2002 Denver Annual Meeting (October 27-30, 2002)

Paper No. 2
Presentation Time: 8:00 AM-12:00 PM


STEMPEL, Michelle M., Laboratory for Atmospheric and Space Physics, Univ of Colorado, Campus Box 392, Boulder, CO 80309-0392 and PAPPALARDO, Robert, Astrophysical and Planetary Sciences Department, Univ of Colorado, Campus Box 392, Boulder, CO 80309-0392, stempel@colorado.edu

Nonsynchronous rotation stress patterns have swept across the surface of Europa, with principal stresses represented as orthogonal directions of least and greatest compression. Many researchers have assumed that lineaments have formed as tension cracks. This assumption breaks down in two antipodal football-shaped zones in the equatorial zone of Europa, in which both principal stresses are compressional. Lineaments in the equatorial compressional zones (ECZs) may form as conjugate pairs of strike-slip faults, with predicted orientations of ~30° from the greatest compressional stress direction.
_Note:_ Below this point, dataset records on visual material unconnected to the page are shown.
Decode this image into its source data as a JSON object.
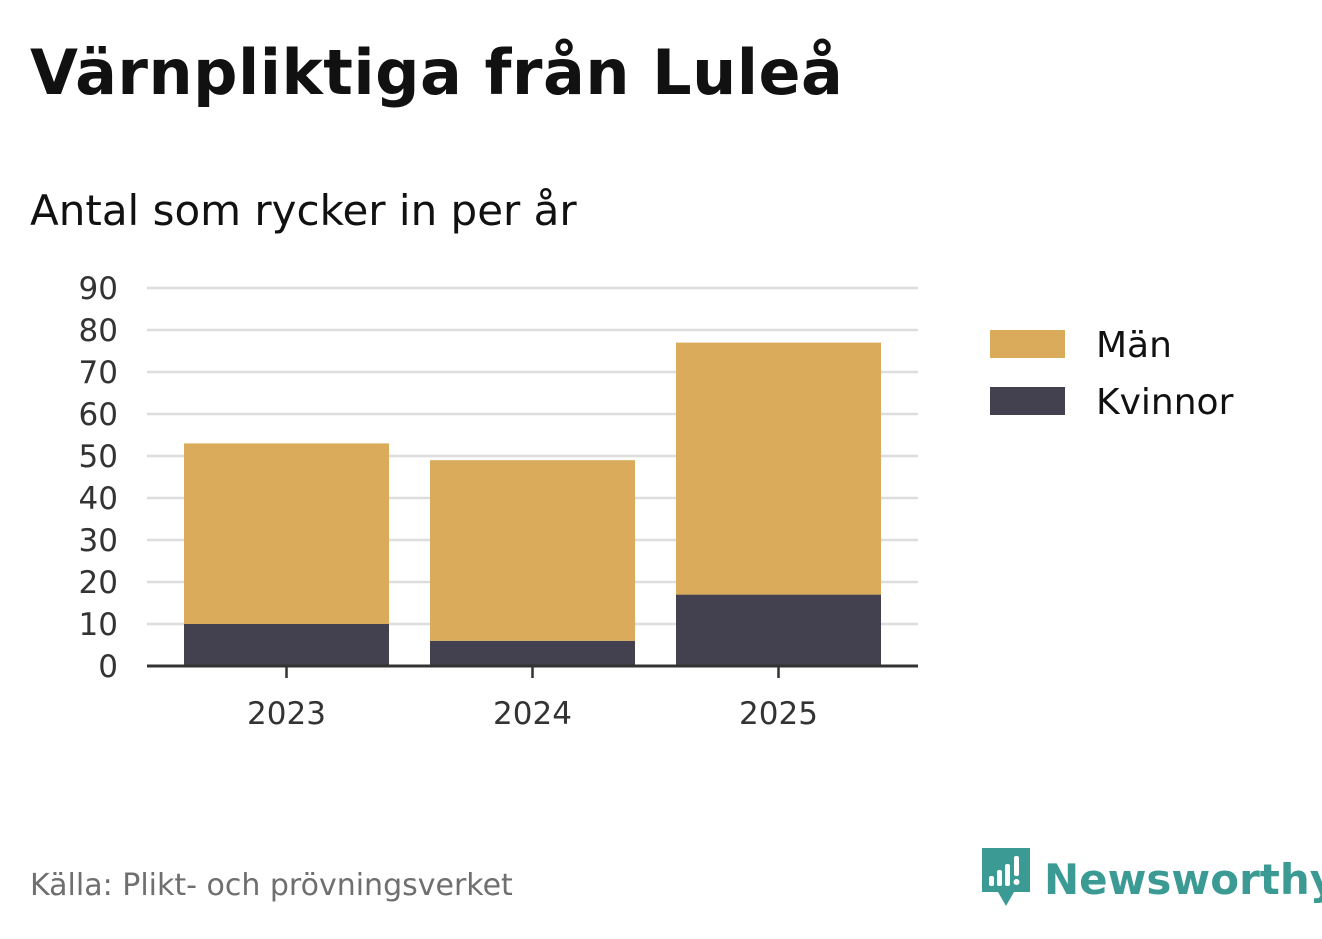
{
  "header": {
    "title": "Värnpliktiga från Luleå",
    "subtitle": "Antal som rycker in per år"
  },
  "footer": {
    "source": "Källa: Plikt- och prövningsverket",
    "brand": "Newsworthy",
    "brand_icon": "newsworthy-logo-icon"
  },
  "colors": {
    "man": "#d9ab5a",
    "kvinnor": "#43414f",
    "grid": "#dddddd",
    "axis": "#333333",
    "brand": "#3c9a94"
  },
  "chart_data": {
    "type": "bar",
    "stacked": true,
    "title": "Värnpliktiga från Luleå",
    "subtitle": "Antal som rycker in per år",
    "categories": [
      "2023",
      "2024",
      "2025"
    ],
    "series": [
      {
        "name": "Kvinnor",
        "values": [
          10,
          6,
          17
        ]
      },
      {
        "name": "Män",
        "values": [
          43,
          43,
          60
        ]
      }
    ],
    "legend": [
      "Män",
      "Kvinnor"
    ],
    "legend_position": "right",
    "ylim": [
      0,
      90
    ],
    "yticks": [
      "0",
      "10",
      "20",
      "30",
      "40",
      "50",
      "60",
      "70",
      "80",
      "90"
    ],
    "grid": true
  }
}
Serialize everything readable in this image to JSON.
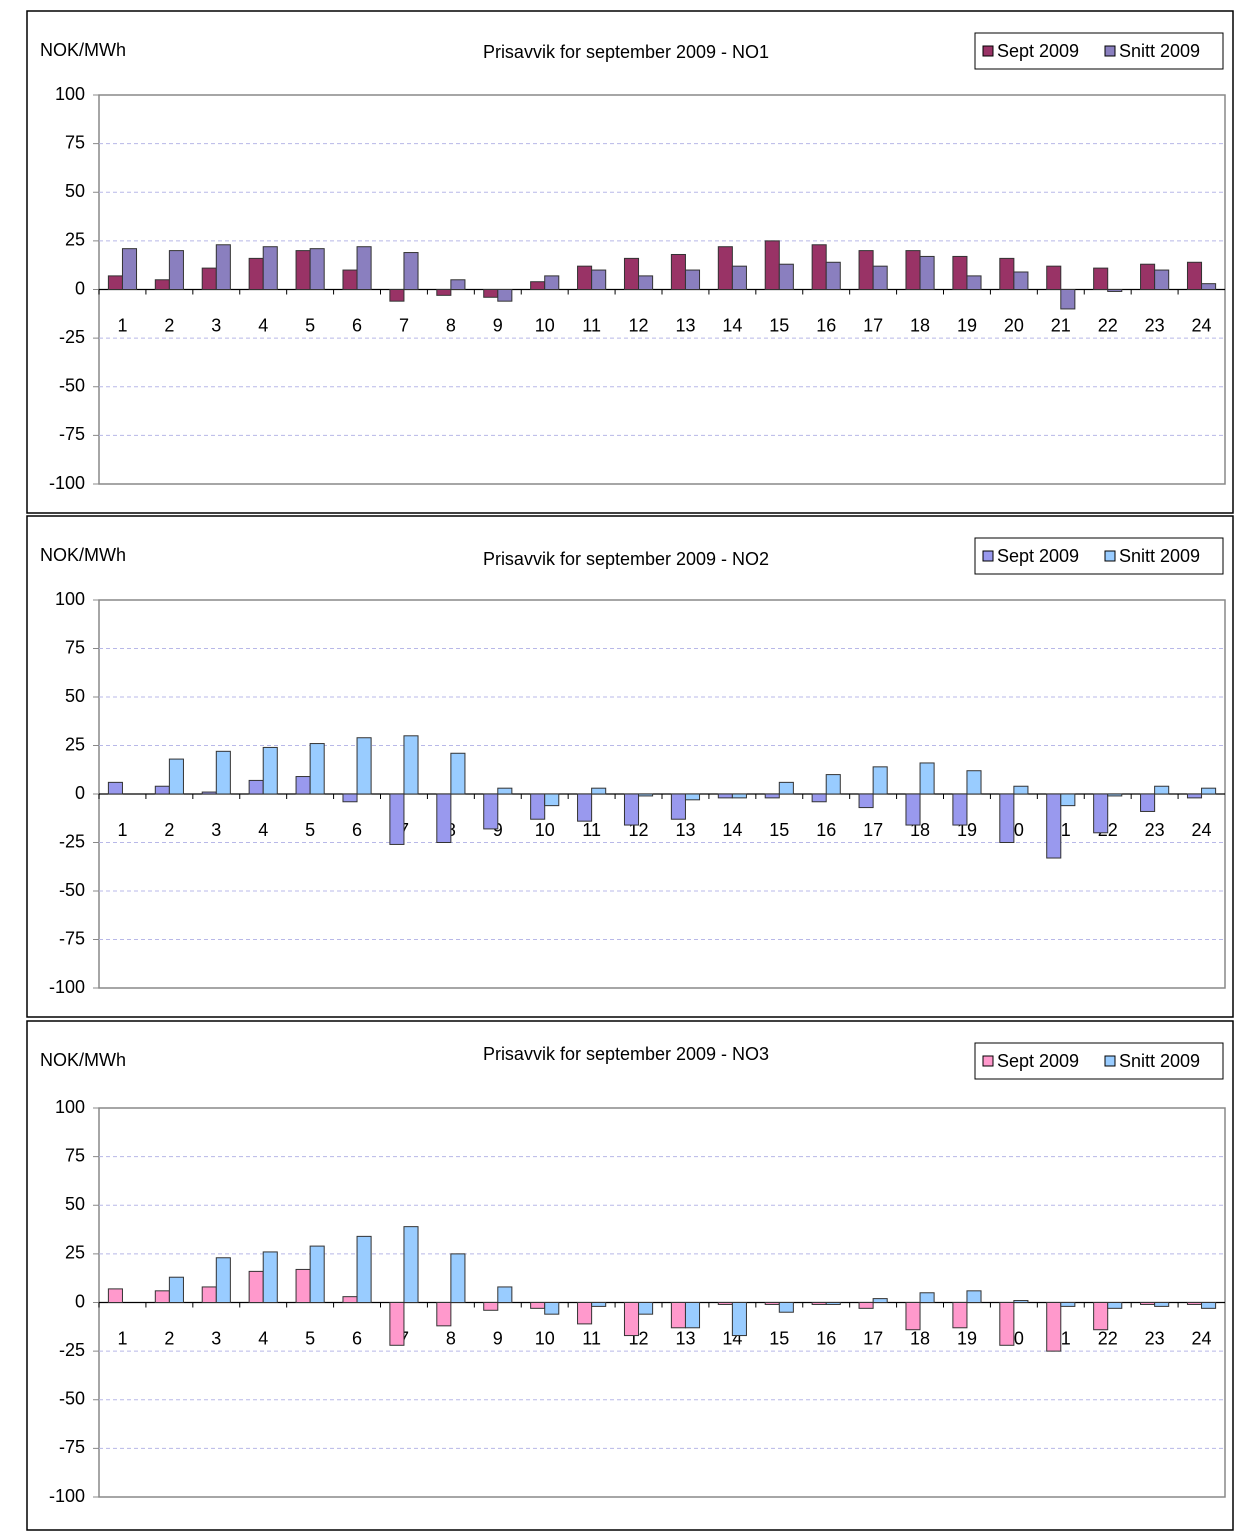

Predicted differential stress magnitudes in the ECZs are sufficient to cause failure in shear if lithospheric strength is frictionally controlled. Based on the hypothesis of conjugate shear failure, we have evaluated the stratigraphy of lineaments near Europa's leading point (lat 0-30°, lon ~80°), a region predicted to be just emerging from an ECZ. We have mapped >50 lineaments in the Galileo E15REGMAP02 observation at ~235 m/pixel. Lineaments have been grouped into inferred stratigraphic intervals based on the number of overcuttings versus undercuttings of other mapped lineaments. Lineaments formed as conjugate shears are expected to be oriented at a range of angles, with two orientations dominant in each stratigraphic level, exceptions being N-S and E-W orientations. Lineament orientations do fit the predicted pattern of conjugate shears. The predicted dominant E-W orientation of lineaments if due to either diurnal stress patterns or equatorial tensile zone stresses is completely lacking in the mapped area. This places an upper limit of ~90° of nonsynchronous rotation for the icy shell, and supports the hypothesis of conjugate shear failure. We continue to test the hypothesis of conjugate shear failure with modeling of surface stresses and areas in which failure of the icy shell can occur, and eventually through generation of a precise stratigraphy for regions of Europa in order to compare with modeling predictions.